The Three B’s of Creativity

“Bed”

“Bath”

”Bus”

Switch off, relax and explore new things.

Ideas come to us all the time. But the best ideas normally come to us when we’re not trying to think of them and the three B’s are a great way to unleash your unconscious mind and keep it fuelled with inspiration.

Bed…

No joke, go to sleep. Prime your mind with the problem you’re working on and then go to bed. When your conscious mind switches off and your guard drops, the solution might just come to you in a dream. The inventor of the sewing machine had been working on the problem for ages. Then one night he had a dream where he was attacked by a tribe of people with spears and thrown in a pot to be cooked. Whilst obviously having a nightmare one of the spears was thrust towards him and he noticed something out of place… the spear had a hole in the head of it. The next morning the problem was solved.

Bath…

Representing any activity where you can “switch off” your conscious mind and just relax or drift into autopilot. Have a relaxing bath or shower, go for a walk, or take a drive.

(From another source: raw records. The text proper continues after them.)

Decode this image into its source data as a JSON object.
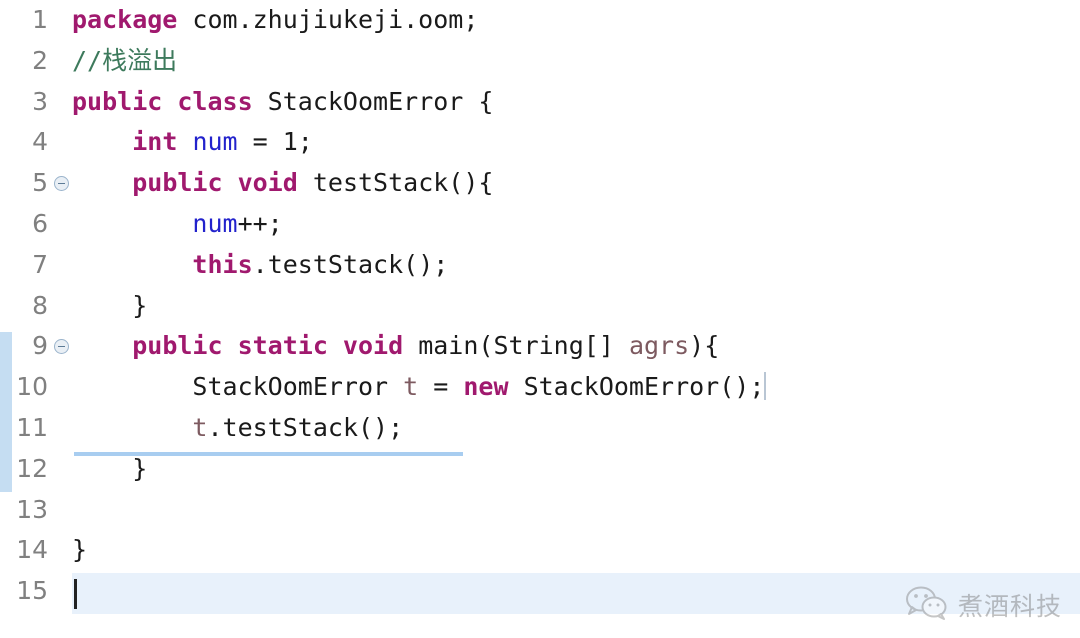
{
  "editor": {
    "language": "java",
    "colors": {
      "background": "#ffffff",
      "keyword": "#a0196e",
      "comment": "#3d7a5c",
      "field_variable": "#2222cc",
      "local_variable": "#7d5a60",
      "plain_text": "#1a1a1a",
      "line_number": "#808080",
      "current_line_highlight": "#e8f1fb",
      "change_bar": "#c5ddf2",
      "fold_underline": "#a8cdf0"
    },
    "gutter": {
      "fold_marker_icon": "collapse-circle-minus-icon",
      "fold_marker_lines": [
        5,
        9
      ]
    },
    "lines": [
      {
        "number": "1",
        "fold": false,
        "tokens": [
          {
            "t": "package",
            "c": "kw"
          },
          {
            "t": " com.zhujiukeji.oom;",
            "c": "plain"
          }
        ]
      },
      {
        "number": "2",
        "fold": false,
        "tokens": [
          {
            "t": "//栈溢出",
            "c": "cmt"
          }
        ]
      },
      {
        "number": "3",
        "fold": false,
        "tokens": [
          {
            "t": "public class",
            "c": "kw"
          },
          {
            "t": " StackOomError {",
            "c": "plain"
          }
        ]
      },
      {
        "number": "4",
        "fold": false,
        "tokens": [
          {
            "t": "    ",
            "c": "plain"
          },
          {
            "t": "int",
            "c": "kw"
          },
          {
            "t": " ",
            "c": "plain"
          },
          {
            "t": "num",
            "c": "var"
          },
          {
            "t": " = 1;",
            "c": "plain"
          }
        ]
      },
      {
        "number": "5",
        "fold": true,
        "tokens": [
          {
            "t": "    ",
            "c": "plain"
          },
          {
            "t": "public void",
            "c": "kw"
          },
          {
            "t": " testStack(){",
            "c": "plain"
          }
        ]
      },
      {
        "number": "6",
        "fold": false,
        "tokens": [
          {
            "t": "        ",
            "c": "plain"
          },
          {
            "t": "num",
            "c": "var"
          },
          {
            "t": "++;",
            "c": "plain"
          }
        ]
      },
      {
        "number": "7",
        "fold": false,
        "tokens": [
          {
            "t": "        ",
            "c": "plain"
          },
          {
            "t": "this",
            "c": "kw"
          },
          {
            "t": ".testStack();",
            "c": "plain"
          }
        ]
      },
      {
        "number": "8",
        "fold": false,
        "tokens": [
          {
            "t": "    }",
            "c": "plain"
          }
        ]
      },
      {
        "number": "9",
        "fold": true,
        "tokens": [
          {
            "t": "    ",
            "c": "plain"
          },
          {
            "t": "public static void",
            "c": "kw"
          },
          {
            "t": " main(String[] ",
            "c": "plain"
          },
          {
            "t": "agrs",
            "c": "local"
          },
          {
            "t": "){",
            "c": "plain"
          }
        ]
      },
      {
        "number": "10",
        "fold": false,
        "tokens": [
          {
            "t": "        StackOomError ",
            "c": "plain"
          },
          {
            "t": "t",
            "c": "local"
          },
          {
            "t": " = ",
            "c": "plain"
          },
          {
            "t": "new",
            "c": "kw"
          },
          {
            "t": " StackOomError();",
            "c": "plain"
          }
        ]
      },
      {
        "number": "11",
        "fold": false,
        "tokens": [
          {
            "t": "        ",
            "c": "plain"
          },
          {
            "t": "t",
            "c": "local"
          },
          {
            "t": ".testStack();",
            "c": "plain"
          }
        ]
      },
      {
        "number": "12",
        "fold": false,
        "tokens": [
          {
            "t": "    }",
            "c": "plain"
          }
        ]
      },
      {
        "number": "13",
        "fold": false,
        "tokens": []
      },
      {
        "number": "14",
        "fold": false,
        "tokens": [
          {
            "t": "}",
            "c": "plain"
          }
        ]
      },
      {
        "number": "15",
        "fold": false,
        "tokens": []
      }
    ]
  },
  "watermark": {
    "icon": "wechat-logo-icon",
    "text": "煮酒科技"
  }
}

Sara Blakely, the self-made billionaire founder of Spanx, wakes up an hour early each morning so she can drive around aimless as part of a “fake commute” because this is when she has her best thinking time.

Nintendo even installed office Bathtubs and it was during one long soak after a stressful time in the 1980s that now legendary game designer Shigeru Miyamoto thought of Donkey Kong and then Mario.

Bus…

“[Travel is] fatal to prejudice, bigotry, and narrow-mindedness.”

- Mark Twain

The least literal of the three Bs but representing the broader sense of travel. Changing your surroundings, your environment, the people you hang out with. Spend lunch with someone new and different to yourself, take a different route to the shops, or travel the world. Whatever it is, big or small, the aim is to break up your routine and introduce new fresh ideas and stimuli into your unconscious mind.

J.K. Rowling thought of the idea of Harry Potter whilst stuck on a train for four hours and Nick Woodman, founded GoPro after spending some time travelling and surfing.

“I do find walking is fundamental to my creative process.”

- Baz Luhrmann

“The simplest way to create more ideas is to expose yourself to more ideas.”